Le istituzioni non sono democratiche, sono solo impotenti. Ed è l'impotenza delle istituzioni che non consente allo Stato di controllare i servizi segreti degli altri Stati che la fanno da padroni in casa nostra; è l'impotenza delle istituzioni che emargina l'Italia nel contesto internazionale come Paese non credibile; è l'impotenza delle istituzioni che fa sì che oligarchie corrotte governino e, in quanto corrotte, incapaci di programmare, di riformare, di arginare lo strapotere degli Enti e dei monopoli.
È l'impotenza delle istituzioni a dare forza al terrorismo. Terrorismo e impotenza delle istituzioni si alimentano a vicenda. Mutuo rapporto. Perché l'uomo della strada propenda, nel suo elementare buon senso, a preferire dei ladri a degli assassini; non arrivando a capire che gli assassini, proprio per la debolezza delle istituzioni, sono frutto del sistema.
Chi ha fatto diventare «disfattisti» tanti Italiani, se non un sistema gestito in modo tale da dare a taluni privilegiati burocrati di Stato 100 milioni l'anno e pretendere che la maggioranza dei pensionati possa vivere con 70 mila lire mensili?
Non crescita democratica, crescita squilibrata, ingiusta. L'appello alla Resistenza non serve. Scriveva Alfonso Gatto nel marzo 1968:
«Io credo che il nostro dovere non è di presentare ai nostri giovani i nostri meriti, le nostre benemerenze e le nostre ideologie. Dobbiamo dargli il nostro esempio. Dobbiamo permettergli di verificare, per esempio, se la Resistenza ci ha modificati davvero nel profondo. Perché la Resistenza è stata certo un atteggiamento nobilissimo, dal quale tuttavia possiamo essere usciti canaglie, carogne come prima».
Dobbiamo dare l'esempio, diceva nel 1968 il poeta marxista Alfonso Gatto. Ecco il punto. Le crescite democratiche sì misurano male. Restiamo nell'ambito delle parole.

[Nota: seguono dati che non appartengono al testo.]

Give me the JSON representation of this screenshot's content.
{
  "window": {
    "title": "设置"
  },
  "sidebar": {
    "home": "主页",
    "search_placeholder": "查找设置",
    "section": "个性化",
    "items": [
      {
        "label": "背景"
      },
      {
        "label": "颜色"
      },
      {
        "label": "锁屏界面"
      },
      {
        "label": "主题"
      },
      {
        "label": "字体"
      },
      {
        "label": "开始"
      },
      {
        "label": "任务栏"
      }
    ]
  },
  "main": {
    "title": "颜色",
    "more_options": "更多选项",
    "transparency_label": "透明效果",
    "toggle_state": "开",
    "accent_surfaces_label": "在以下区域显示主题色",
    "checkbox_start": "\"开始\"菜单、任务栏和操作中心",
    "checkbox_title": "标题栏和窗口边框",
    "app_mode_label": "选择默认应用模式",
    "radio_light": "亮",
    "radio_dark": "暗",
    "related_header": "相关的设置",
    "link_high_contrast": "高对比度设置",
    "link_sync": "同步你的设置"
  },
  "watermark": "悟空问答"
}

Le parole, come la trentennale polemica con il «ventennio» che non c'è più, non ci salvano. Masturbazioni invereconde. Quello che conta e che vale e che occorre, sono gli esempi e le opere.
Ecco, sulle opere ci si può misurare, si può riprendere coraggio. Ma dove sono queste opere? Negli Italiani che ancora fanno il loro dovere certo sì, ma nei partiti di regime, che pretendono di rappresentarli, certo no.